This is your ping to the All Things Prepping, Simple Living, Back to the Basics Thread
This is an ONGOING thread, meaning drop in when you want and chat. There is no one topic or story, but ongoing sharing with prepper friends.
If you want off/on this list, just let me know.
_____________________________________________________
I have a question for everyone regarding storing plastic.
Is it better kept at a cool temperature or a warm temperature? As in basement temps (65ish) or house temps (anywhere from 66 to 83 during the year).
I’m storing an odd thing, kinda embarrassed to say what I have done....I’ve put things in a mason jar with oxygen absorbers, but don’t know where to store it now. It’s the plastic part of the thing that I figured might degrade first, while the metal part might be ok because I’ve eliminated the rust issue.
I use canning jars.
The downside is that glass breaks.
The upside is that nothing gets through it.
Definitely in the cool place.
My instinct is to keep it away from heat. Not freezing. Basement seems right to me.
“Care of Objects Made from Rubber and Plastic”
Perhaps it’s late and missing the point completely. Believe you said you can. Where do you store your canned goodies? The basement? Elsewhere in the house? Are you satisfied when you open the jar and enjoy the contents?
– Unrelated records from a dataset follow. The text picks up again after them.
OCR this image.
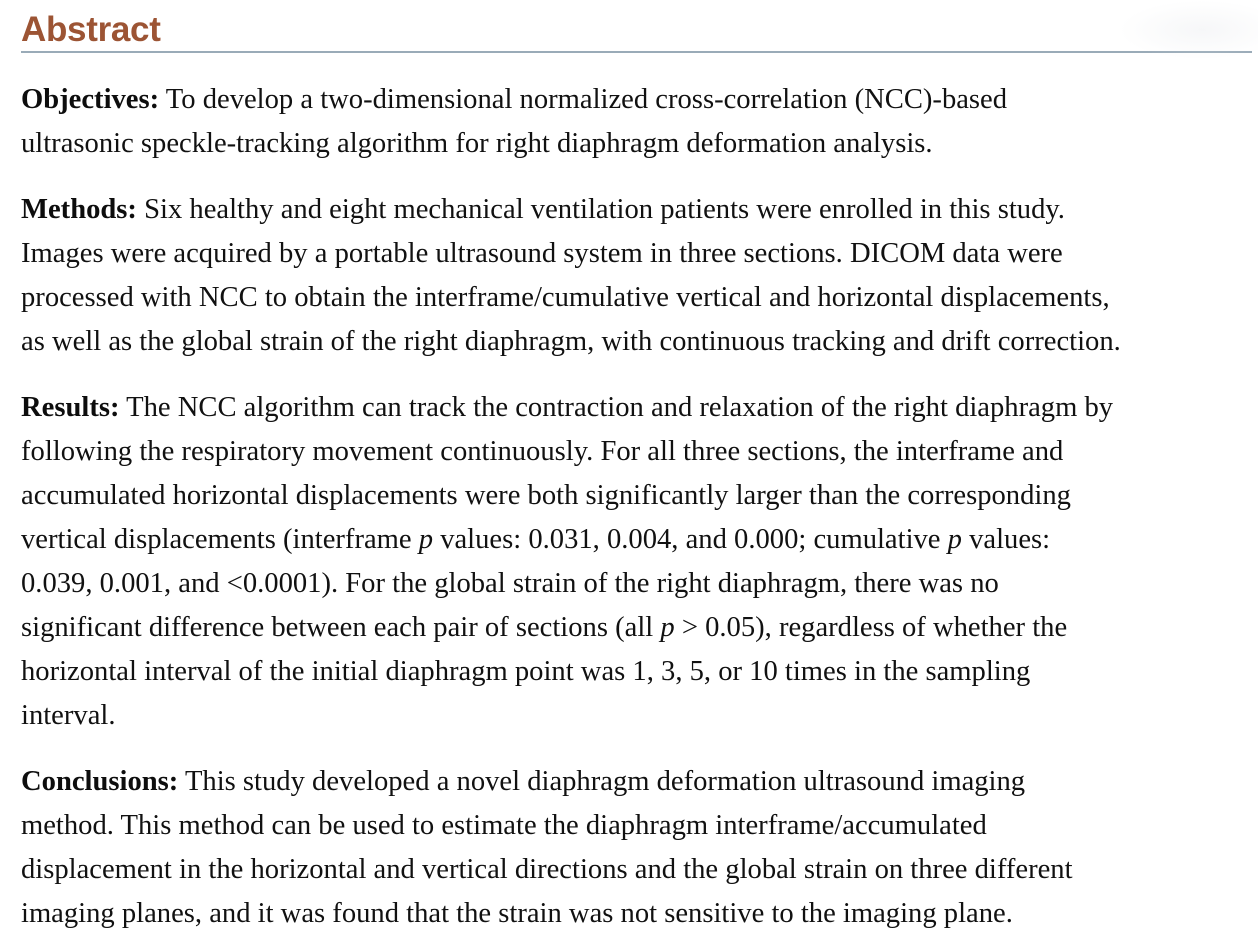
Abstract

Objectives: To develop a two-dimensional normalized cross-correlation (NCC)-based
ultrasonic speckle-tracking algorithm for right diaphragm deformation analysis.

Methods: Six healthy and eight mechanical ventilation patients were enrolled in this study.
Images were acquired by a portable ultrasound system in three sections. DICOM data were
processed with NCC to obtain the interframe/cumulative vertical and horizontal displacements,
as well as the global strain of the right diaphragm, with continuous tracking and drift correction.

Results: The NCC algorithm can track the contraction and relaxation of the right diaphragm by
following the respiratory movement continuously. For all three sections, the interframe and
accumulated horizontal displacements were both significantly larger than the corresponding
vertical displacements (interframe p values: 0.031, 0.004, and 0.000; cumulative p values:
0.039, 0.001, and <0.0001). For the global strain of the right diaphragm, there was no
significant difference between each pair of sections (all p > 0.05), regardless of whether the
horizontal interval of the initial diaphragm point was 1, 3, 5, or 10 times in the sampling
interval.

Conclusions: This study developed a novel diaphragm deformation ultrasound imaging
method. This method can be used to estimate the diaphragm interframe/accumulated
displacement in the horizontal and vertical directions and the global strain on three different
imaging planes, and it was found that the strain was not sensitive to the imaging plane.
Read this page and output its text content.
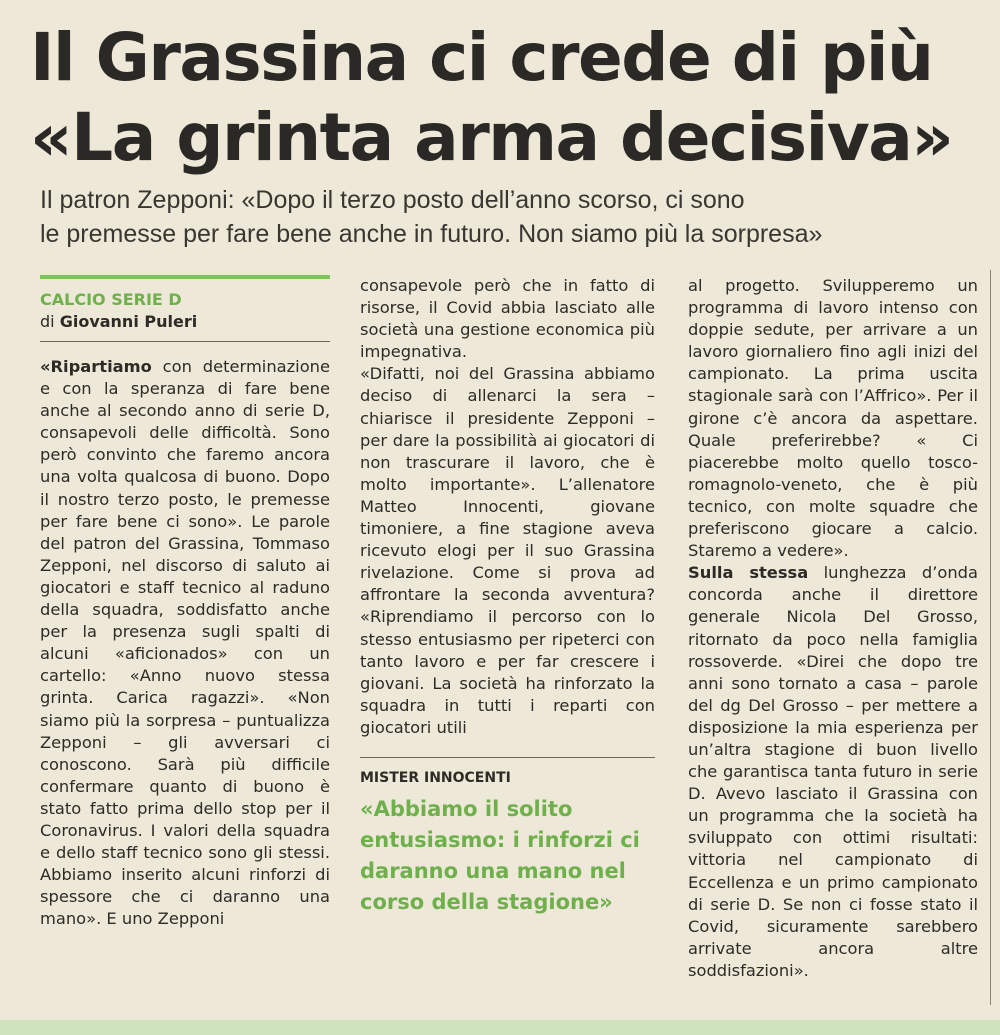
Il Grassina ci crede di più
«La grinta arma decisiva»
Il patron Zepponi: «Dopo il terzo posto dell’anno scorso, ci sono
le premesse per fare bene anche in futuro. Non siamo più la sorpresa»
CALCIO SERIE D
di Giovanni Puleri

«Ripartiamo con determinazione e con la speranza di fare bene anche al secondo anno di serie D, consapevoli delle difficoltà. Sono però convinto che faremo ancora una volta qualcosa di buono. Dopo il nostro terzo posto, le premesse per fare bene ci sono». Le parole del patron del Grassina, Tommaso Zepponi, nel discorso di saluto ai giocatori e staff tecnico al raduno della squadra, soddisfatto anche per la presenza sugli spalti di alcuni «aficionados» con un cartello: «Anno nuovo stessa grinta. Carica ragazzi». «Non siamo più la sorpresa – puntualizza Zepponi – gli avversari ci conoscono. Sarà più difficile confermare quanto di buono è stato fatto prima dello stop per il Coronavirus. I valori della squadra e dello staff tecnico sono gli stessi. Abbiamo inserito alcuni rinforzi di spessore che ci daranno una mano». E uno Zepponi

consapevole però che in fatto di risorse, il Covid abbia lasciato alle società una gestione economica più impegnativa.

«Difatti, noi del Grassina abbiamo deciso di allenarci la sera – chiarisce il presidente Zepponi – per dare la possibilità ai giocatori di non trascurare il lavoro, che è molto importante». L’allenatore Matteo Innocenti, giovane timoniere, a fine stagione aveva ricevuto elogi per il suo Grassina rivelazione. Come si prova ad affrontare la seconda avventura? «Riprendiamo il percorso con lo stesso entusiasmo per ripeterci con tanto lavoro e per far crescere i giovani. La società ha rinforzato la squadra in tutti i reparti con giocatori utili

MISTER INNOCENTI
«Abbiamo il solito entusiasmo: i rinforzi ci daranno una mano nel corso della stagione»

al progetto. Svilupperemo un programma di lavoro intenso con doppie sedute, per arrivare a un lavoro giornaliero fino agli inizi del campionato. La prima uscita stagionale sarà con l’Affrico». Per il girone c’è ancora da aspettare. Quale preferirebbe? « Ci piacerebbe molto quello tosco-romagnolo-veneto, che è più tecnico, con molte squadre che preferiscono giocare a calcio. Staremo a vedere».

Sulla stessa lunghezza d’onda concorda anche il direttore generale Nicola Del Grosso, ritornato da poco nella famiglia rossoverde. «Direi che dopo tre anni sono tornato a casa – parole del dg Del Grosso – per mettere a disposizione la mia esperienza per un’altra stagione di buon livello che garantisca tanta futuro in serie D. Avevo lasciato il Grassina con un programma che la società ha sviluppato con ottimi risultati: vittoria nel campionato di Eccellenza e un primo campionato di serie D. Se non ci fosse stato il Covid, sicuramente sarebbero arrivate ancora altre soddisfazioni».
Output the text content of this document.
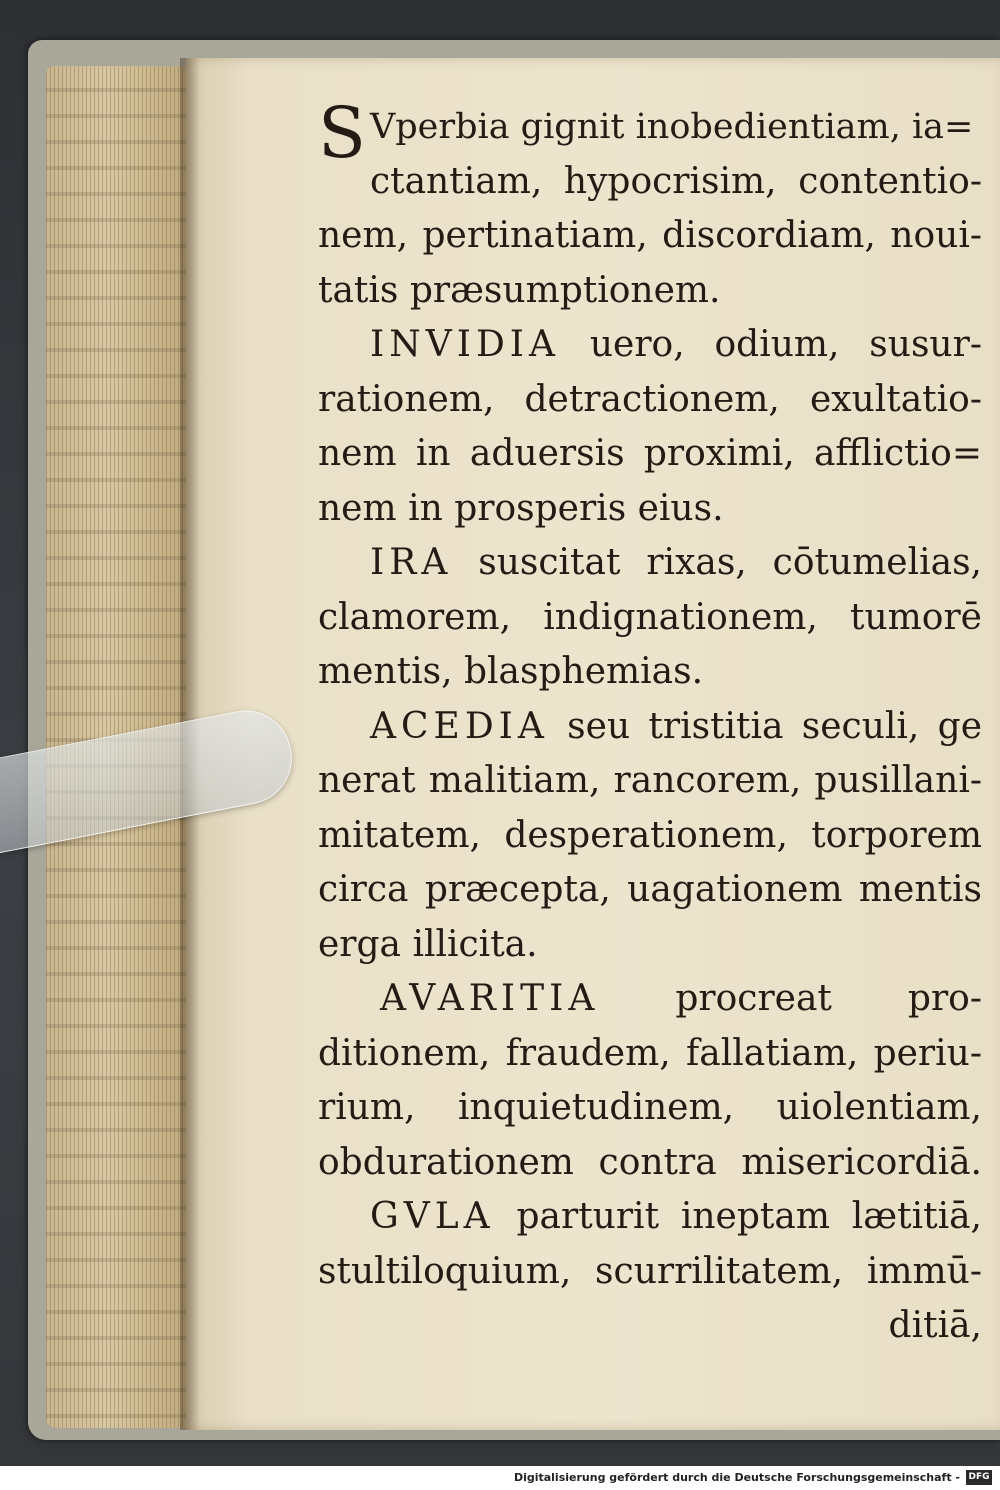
S Vperbia gignit inobedientiam, ia=
ctantiam, hypocrisim, contentio-
nem, pertinatiam, discordiam, noui-
tatis præsumptionem.
INVIDIA uero, odium, susur-
rationem, detractionem, exultatio-
nem in aduersis proximi, afflictio=
nem in prosperis eius.
IRA suscitat rixas, cōtumelias,
clamorem, indignationem, tumorē
mentis, blasphemias.
ACEDIA seu tristitia seculi, ge
nerat malitiam, rancorem, pusillani-
mitatem, desperationem, torporem
circa præcepta, uagationem mentis
erga illicita.
AVARITIA procreat pro-
ditionem, fraudem, fallatiam, periu-
rium, inquietudinem, uiolentiam,
obdurationem contra misericordiā.
GVLA parturit ineptam lætitiā,
stultiloquium, scurrilitatem, immū-
ditiā,
Digitalisierung gefördert durch die Deutsche Forschungsgemeinschaft - DFG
Is there room for more jars.
Plastic always degrades faster in the heat; although in my experience hard plastics sometimes degrade in freezing temperatures.
Do you know that most Classico brand pasta sauce comes in mason jars?
The jars are found in different sizes depending on the product - 8oz, 16oz, 28oz, 32oz, and they all take a standard Ball/Mason screw on top band and lid.
We have reused these jars for water bath and pressure canning for years and never had a problem.
We buy a few jars now and then when the local grocery stores have a buy-one-get-one sale on Classico a few times a year.
But most of our jars came from friends and relatives or people we saw buying the sauce who were happy to save their empty jars for us.
For pickling or short term refrigerator storage we reuse the original one piece screw on top with no problems.
Home Made MRE:
2 Single Serve packs of SPAM (460 calories)
2 packages Instant Hot Cocoa (240 calories)
1 package Instant Soup mix (80-150 calories depending)
1 Package Crunchy Granola Bar (210 calories approx depending on brand)
1 package Instant Coffee (0 calories)
2 packages sugar
Salt and pepper packages from McDs or similar
Napkin
Place all items in a Vac Seal bag and seal on the Gentle setting. Keeps air and moisture out. Good for at least a year.
Costs about $5.00
Use your imagination for items to add. Watch the expiration dates. Consume or just replace as they reach them.